Иначе говоря, Выготский бредил. Примером такого бреда, например, являются его рассуждения о предмете, который он назвал свежим для русского языка, но малопонятным, как при его жизни, так и ныне, англо-латинским словцом "сексуальность".
Особенное значение в этом отношении имеет комплекс Эдипа, из сублимированной инстинктивной силы которого почерпнуты образцовые произведения всех времен и народов. Сексуальное лежит в основе искусства и определяет собой и судьбу художника, и характер его творчества. Совершенно непонятным при этом истолковании делается действие художественной формы; она остается каким-то придатком, несущественным и не очень важным, без которого, в сущности говоря, можно было бы и обойтись. Наслаждение составляет только одновременное соединение двух противоположных сознаний: мы видим и переживаем трагедию, но сейчас же соображаем, что это происходит не в самом деле, что это только кажется. И в таком переходе от одного сознания к другому и заключается основной источник наслаждения. Спрашивается, почему всякий другой, не художественный рассказ не может исполнить той же самой роли? (примеч. xlix).

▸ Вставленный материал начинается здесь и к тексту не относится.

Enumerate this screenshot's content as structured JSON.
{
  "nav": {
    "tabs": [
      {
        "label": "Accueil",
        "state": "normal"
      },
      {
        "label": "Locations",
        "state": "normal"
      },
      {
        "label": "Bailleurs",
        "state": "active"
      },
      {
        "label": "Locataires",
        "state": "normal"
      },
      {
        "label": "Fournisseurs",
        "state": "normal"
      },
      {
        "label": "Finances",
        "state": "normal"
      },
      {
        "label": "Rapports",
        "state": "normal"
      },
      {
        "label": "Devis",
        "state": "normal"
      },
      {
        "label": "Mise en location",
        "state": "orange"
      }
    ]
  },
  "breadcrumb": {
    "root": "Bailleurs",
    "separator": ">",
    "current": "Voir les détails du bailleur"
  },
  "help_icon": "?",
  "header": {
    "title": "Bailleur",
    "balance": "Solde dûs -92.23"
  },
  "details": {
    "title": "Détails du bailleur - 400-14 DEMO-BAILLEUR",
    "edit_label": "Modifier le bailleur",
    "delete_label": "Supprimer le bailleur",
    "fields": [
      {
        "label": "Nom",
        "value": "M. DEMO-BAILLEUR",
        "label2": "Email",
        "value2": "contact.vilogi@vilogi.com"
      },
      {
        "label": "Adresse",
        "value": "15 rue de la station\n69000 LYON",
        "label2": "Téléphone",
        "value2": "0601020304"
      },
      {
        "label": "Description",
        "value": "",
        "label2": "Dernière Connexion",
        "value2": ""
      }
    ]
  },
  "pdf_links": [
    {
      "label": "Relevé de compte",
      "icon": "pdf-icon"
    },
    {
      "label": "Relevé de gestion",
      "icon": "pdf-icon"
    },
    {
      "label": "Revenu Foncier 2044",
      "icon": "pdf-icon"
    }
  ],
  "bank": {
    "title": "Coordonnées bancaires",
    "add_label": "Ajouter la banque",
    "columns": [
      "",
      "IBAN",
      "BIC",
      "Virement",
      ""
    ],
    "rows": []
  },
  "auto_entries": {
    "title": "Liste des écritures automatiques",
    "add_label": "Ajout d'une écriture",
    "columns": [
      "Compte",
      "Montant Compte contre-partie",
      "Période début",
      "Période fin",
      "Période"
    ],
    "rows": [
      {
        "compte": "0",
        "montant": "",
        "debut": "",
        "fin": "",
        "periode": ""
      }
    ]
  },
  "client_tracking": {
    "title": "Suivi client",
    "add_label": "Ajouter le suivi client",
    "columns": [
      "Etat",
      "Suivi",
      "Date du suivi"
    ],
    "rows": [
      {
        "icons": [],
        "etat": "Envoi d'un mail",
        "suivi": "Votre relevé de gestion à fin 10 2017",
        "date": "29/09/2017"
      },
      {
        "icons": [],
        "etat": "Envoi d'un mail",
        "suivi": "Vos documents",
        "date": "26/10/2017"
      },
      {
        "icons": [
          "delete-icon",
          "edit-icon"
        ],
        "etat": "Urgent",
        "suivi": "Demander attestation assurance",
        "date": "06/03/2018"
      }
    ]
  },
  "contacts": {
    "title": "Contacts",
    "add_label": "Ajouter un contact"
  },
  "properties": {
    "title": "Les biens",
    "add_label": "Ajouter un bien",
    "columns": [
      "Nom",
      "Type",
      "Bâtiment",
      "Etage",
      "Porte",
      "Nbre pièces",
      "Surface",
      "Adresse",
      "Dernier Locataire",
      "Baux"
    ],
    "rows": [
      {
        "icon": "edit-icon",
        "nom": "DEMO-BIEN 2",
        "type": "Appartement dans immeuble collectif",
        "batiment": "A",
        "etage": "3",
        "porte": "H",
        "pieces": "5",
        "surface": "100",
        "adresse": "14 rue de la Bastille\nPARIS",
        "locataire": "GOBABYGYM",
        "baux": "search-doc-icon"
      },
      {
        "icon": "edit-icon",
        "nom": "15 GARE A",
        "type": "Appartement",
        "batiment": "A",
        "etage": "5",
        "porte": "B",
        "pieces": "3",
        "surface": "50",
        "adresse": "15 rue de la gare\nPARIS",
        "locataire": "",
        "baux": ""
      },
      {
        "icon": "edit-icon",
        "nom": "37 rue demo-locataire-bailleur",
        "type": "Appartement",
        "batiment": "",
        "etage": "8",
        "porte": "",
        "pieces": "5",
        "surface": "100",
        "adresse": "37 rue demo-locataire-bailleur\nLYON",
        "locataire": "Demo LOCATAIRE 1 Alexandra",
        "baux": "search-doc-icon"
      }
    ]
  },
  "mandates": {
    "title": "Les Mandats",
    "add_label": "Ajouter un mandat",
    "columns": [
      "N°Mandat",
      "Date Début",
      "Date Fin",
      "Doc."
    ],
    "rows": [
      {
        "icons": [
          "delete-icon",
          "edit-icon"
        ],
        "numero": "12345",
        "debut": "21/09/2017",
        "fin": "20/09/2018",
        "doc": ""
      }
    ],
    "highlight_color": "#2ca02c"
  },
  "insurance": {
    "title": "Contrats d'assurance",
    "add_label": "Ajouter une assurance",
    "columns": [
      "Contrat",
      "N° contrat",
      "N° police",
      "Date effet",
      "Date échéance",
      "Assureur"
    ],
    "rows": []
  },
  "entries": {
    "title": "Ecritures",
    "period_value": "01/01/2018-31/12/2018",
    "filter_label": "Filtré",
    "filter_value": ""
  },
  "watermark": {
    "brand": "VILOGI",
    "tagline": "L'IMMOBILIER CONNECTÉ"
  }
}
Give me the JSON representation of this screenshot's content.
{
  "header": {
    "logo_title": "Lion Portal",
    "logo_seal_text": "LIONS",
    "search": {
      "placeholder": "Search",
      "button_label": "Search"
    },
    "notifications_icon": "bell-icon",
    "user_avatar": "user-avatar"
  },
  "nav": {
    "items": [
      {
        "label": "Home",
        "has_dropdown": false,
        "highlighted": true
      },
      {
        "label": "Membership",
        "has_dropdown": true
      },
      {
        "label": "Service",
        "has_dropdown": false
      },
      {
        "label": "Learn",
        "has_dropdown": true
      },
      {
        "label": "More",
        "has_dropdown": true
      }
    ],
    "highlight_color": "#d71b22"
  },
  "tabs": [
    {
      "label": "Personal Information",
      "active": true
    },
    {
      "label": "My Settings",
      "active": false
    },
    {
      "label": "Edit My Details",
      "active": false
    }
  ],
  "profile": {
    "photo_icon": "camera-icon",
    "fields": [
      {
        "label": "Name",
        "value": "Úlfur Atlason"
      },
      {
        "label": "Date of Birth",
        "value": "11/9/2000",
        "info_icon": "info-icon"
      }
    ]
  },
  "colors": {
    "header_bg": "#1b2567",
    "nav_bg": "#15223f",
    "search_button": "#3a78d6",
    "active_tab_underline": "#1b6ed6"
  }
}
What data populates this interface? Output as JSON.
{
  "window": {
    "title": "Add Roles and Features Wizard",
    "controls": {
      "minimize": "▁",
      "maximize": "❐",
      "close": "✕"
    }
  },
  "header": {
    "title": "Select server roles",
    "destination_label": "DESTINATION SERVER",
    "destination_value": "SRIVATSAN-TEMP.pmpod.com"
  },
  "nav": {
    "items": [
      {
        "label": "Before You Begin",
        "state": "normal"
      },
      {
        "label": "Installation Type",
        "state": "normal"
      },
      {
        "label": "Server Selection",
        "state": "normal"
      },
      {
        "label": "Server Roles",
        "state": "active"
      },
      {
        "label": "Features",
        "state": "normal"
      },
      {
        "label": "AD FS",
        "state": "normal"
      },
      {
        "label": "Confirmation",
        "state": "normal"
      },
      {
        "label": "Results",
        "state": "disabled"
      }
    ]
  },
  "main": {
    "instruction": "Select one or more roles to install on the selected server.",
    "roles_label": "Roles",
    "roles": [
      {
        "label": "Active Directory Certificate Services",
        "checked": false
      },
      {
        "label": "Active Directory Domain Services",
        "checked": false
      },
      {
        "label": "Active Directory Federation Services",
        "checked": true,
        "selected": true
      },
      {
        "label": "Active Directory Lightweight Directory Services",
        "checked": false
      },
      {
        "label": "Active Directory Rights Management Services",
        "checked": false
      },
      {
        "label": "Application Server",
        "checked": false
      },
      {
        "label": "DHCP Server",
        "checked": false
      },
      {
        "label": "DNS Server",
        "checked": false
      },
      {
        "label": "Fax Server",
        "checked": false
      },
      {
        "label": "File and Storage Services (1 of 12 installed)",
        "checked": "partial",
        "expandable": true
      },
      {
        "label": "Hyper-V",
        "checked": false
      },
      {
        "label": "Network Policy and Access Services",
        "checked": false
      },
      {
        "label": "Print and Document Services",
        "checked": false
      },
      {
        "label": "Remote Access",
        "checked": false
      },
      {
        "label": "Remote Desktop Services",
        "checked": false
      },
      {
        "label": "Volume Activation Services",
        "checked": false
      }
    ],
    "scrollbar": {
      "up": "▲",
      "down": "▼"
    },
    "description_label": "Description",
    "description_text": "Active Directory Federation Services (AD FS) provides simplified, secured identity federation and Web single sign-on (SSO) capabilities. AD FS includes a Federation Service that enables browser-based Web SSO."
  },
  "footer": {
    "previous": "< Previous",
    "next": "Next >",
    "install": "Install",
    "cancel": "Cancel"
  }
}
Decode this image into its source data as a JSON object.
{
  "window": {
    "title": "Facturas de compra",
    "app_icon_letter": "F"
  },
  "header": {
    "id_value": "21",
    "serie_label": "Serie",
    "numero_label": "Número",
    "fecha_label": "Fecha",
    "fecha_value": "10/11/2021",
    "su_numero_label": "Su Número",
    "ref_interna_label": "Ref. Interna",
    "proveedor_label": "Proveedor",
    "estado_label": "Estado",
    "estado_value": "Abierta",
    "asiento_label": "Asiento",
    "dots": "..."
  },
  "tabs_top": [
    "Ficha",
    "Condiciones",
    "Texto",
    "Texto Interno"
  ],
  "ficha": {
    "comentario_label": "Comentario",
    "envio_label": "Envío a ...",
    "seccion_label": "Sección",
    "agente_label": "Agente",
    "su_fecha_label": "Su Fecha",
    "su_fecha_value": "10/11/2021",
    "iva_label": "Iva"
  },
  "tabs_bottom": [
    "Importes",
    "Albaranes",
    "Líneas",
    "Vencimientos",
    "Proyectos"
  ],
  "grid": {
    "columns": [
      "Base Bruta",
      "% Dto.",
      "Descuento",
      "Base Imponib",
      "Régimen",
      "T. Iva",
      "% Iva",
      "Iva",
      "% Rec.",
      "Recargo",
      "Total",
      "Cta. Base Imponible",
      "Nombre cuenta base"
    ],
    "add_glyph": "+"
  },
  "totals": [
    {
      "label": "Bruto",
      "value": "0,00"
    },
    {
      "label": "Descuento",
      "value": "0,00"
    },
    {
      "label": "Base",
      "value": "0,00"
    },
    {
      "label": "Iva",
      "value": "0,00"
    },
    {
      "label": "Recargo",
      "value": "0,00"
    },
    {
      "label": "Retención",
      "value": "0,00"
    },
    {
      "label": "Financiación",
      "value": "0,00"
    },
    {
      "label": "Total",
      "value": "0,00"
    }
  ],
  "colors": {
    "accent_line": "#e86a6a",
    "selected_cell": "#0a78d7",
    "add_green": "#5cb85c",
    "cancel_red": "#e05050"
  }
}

Рассуждая о "переходе от сознания к сознанию", Л.С. Выготский не учел разницы между значениями нового в русском языке слова "сознание" и привычного для русских слова "совесть". Согласно В.И. Далю, "совесть является тайником души, в котором отзывается одобрение или осуждение каждого поступка; нравственным сознанием, чутьем или чувством в человеке; внутренним сознанием добра и зла". Выготский, как Р. Декарт, понимал сознание как способность мыслить: Cogito, ergo sum ("мыслю, следовательно, существую"). Однако есть огромная разница между переходом от одного способа мышления к другому и переходом нутряного восприятия добра за зло и наоборот.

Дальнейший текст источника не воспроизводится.